Wednesday, December 30, 2009

2009.

It's the time of year that we are all reflecting on the past and looking to the future. Looking back over my year, I have such a mix of emotions and memories. I am very glad that today is the last day of 2009.

When this year started, I had such high hopes for a better year since 7 months of 2008 were spent in ttc disappointment, sadness, and frustration. 11 months of 2009 absolutely sucked. I was a hormonal, bitter infertile for so many of those months...and of course the ectopic put the icing on the cake. Lameness personified.

The last few weeks of 2009 have been better than any other, but I can't say that I'm experiencing sheer bliss. I am guarded.

I am choosing to be optimistic about this because I know that it's the best thing for my general health right now. I am focused on being stress and worry free, but I haven't let the happiness in like I imagine many fertile women do in the first few weeks. Don't get me wrong - I'm happy, but not giddy. Just cautiously hopeful!

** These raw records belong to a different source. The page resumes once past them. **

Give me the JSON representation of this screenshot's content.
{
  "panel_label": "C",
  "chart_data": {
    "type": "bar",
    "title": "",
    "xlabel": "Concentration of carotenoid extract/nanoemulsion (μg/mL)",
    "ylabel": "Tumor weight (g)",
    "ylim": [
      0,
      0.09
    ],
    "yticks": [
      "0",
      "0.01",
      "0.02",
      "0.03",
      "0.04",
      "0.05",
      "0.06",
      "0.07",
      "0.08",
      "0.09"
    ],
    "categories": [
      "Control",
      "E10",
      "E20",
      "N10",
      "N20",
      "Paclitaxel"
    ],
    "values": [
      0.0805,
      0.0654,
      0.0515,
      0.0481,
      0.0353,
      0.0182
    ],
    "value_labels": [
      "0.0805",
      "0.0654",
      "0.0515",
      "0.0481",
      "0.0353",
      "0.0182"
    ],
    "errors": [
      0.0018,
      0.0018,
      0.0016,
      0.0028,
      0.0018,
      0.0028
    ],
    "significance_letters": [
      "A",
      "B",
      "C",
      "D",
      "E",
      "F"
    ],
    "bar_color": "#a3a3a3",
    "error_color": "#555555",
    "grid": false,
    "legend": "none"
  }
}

I, like many of you, am anticipating a better year in 2010. Even if portions of it are less than perfect, I think that overall this will be a much needed improvement.

I'm thinking of you all, no matter where you are in your journey. Thank you, sincerely, for being an amazing support system to me this year. You've made me feel so less alone in this unfair struggle.

Happy New Year!

2 comments:

  1. I just noticed from your ticker that I am 1 week, 2 days ahead of you. Our due dates will be so close! Hope you're feeling well and that your u/s comes quickly! It seems like every day passes so slowly right now... Happy New Years!